KLFG
- Fort Dodge, Iowa; United States;
- Frequency: 89.5 MHz

Programming
- Format: Contemporary Christian
- Network: K-Love

Ownership
- Owner: Educational Media Foundation

History
- Former call signs: KEGR (2002–2013); KIFR (2013–2015);

Technical information
- Licensing authority: FCC
- Class: C3
- ERP: 17,000 watts
- HAAT: 111 m (364 ft)
- Transmitter coordinates: 42°40′18″N 94°09′12″W﻿ / ﻿42.67167°N 94.15333°W

Links
- Public license information: Public file; LMS;

= KLFG =

K-Love radio station in Fort Dodge, Iowa, United States

KLFG (89.5 FM) is a radio station that serves the Fort Dodge, Iowa area. The station broadcasts a Contemporary Christian music format airing Educational Media Foundation's K-Love network programming.

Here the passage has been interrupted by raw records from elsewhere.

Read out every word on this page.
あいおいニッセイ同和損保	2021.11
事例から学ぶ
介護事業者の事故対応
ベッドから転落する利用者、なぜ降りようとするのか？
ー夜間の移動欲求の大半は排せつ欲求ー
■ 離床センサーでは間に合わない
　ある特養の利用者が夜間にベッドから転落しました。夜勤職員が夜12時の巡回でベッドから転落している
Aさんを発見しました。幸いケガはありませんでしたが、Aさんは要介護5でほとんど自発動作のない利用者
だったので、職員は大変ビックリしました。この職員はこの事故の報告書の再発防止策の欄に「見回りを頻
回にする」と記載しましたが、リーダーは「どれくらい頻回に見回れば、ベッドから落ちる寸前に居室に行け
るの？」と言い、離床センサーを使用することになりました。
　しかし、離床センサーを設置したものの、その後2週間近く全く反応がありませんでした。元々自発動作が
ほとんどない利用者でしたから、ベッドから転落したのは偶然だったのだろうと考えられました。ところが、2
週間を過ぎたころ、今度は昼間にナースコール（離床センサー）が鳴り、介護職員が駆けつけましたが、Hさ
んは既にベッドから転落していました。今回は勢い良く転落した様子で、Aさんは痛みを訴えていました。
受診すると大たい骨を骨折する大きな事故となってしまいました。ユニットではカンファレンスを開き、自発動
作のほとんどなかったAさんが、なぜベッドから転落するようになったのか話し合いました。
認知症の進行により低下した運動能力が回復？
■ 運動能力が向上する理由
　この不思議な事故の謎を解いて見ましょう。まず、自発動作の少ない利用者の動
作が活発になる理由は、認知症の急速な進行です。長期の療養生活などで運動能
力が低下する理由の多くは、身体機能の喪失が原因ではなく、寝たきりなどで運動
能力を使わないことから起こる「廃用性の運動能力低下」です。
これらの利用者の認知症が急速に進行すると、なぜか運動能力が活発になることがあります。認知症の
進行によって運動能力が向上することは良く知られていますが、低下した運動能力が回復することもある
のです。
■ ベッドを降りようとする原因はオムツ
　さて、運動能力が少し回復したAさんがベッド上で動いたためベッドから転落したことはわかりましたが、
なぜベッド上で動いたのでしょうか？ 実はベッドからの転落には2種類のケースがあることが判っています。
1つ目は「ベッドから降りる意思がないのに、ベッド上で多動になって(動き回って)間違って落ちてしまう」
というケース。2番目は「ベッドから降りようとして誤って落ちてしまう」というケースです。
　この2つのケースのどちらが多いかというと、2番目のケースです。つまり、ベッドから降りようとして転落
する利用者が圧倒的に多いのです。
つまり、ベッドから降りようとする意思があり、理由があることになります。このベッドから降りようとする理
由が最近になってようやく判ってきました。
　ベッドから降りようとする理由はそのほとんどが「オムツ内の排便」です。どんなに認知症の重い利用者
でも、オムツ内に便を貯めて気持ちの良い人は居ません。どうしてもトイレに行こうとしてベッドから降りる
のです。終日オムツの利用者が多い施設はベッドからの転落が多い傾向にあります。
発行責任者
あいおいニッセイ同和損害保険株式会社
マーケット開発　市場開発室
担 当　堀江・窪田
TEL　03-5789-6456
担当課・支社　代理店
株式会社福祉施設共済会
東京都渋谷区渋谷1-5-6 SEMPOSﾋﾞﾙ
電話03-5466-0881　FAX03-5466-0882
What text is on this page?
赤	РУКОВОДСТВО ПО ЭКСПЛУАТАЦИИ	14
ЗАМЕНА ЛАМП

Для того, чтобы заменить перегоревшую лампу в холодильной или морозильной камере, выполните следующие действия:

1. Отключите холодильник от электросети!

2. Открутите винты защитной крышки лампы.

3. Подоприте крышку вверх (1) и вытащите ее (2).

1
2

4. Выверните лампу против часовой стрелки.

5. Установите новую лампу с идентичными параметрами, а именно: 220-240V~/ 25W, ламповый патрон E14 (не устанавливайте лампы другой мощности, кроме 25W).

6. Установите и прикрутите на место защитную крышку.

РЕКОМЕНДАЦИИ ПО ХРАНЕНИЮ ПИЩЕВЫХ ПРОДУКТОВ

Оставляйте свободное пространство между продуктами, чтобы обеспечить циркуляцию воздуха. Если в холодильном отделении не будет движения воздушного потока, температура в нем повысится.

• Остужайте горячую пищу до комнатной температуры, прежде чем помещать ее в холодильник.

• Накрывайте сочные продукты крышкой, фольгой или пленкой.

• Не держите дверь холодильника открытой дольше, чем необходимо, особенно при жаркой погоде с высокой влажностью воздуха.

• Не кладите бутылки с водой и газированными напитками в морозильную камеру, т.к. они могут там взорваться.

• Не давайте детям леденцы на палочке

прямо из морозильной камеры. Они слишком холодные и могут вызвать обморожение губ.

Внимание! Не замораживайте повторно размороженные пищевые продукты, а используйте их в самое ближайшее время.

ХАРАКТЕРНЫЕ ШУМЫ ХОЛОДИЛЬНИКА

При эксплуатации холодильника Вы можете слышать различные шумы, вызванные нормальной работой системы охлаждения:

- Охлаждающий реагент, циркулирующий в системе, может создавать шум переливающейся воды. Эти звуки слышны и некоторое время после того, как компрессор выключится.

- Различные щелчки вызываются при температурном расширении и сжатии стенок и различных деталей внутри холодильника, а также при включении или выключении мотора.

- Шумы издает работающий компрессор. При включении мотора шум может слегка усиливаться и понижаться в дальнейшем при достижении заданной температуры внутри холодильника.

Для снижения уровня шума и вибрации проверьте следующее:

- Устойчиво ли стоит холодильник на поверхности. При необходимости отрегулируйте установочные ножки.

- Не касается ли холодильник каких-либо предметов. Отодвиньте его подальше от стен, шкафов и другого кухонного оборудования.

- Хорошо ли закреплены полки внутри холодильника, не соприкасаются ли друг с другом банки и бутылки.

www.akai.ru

The transmitter and broadcast tower are located four miles north of Badger, Iowa along Hwy P52. According to the Antenna Structure Registration database, the tower is 183 m tall with the FM broadcast antenna mounted at the 113 m level. The calculated Height Above Average Terrain is 111 m.

On May 29, 2015, Family Stations, Inc. filed an application to sell the then-KIFR, KEAF and four translators to Educational Media Foundation. KIFR would air EMF's K-Love network. Educational Media bought the six licenses for $553,750.

The station changed its call sign to the current KLFG on November 20, 2015, coincident with the consummation of the sale to EMF.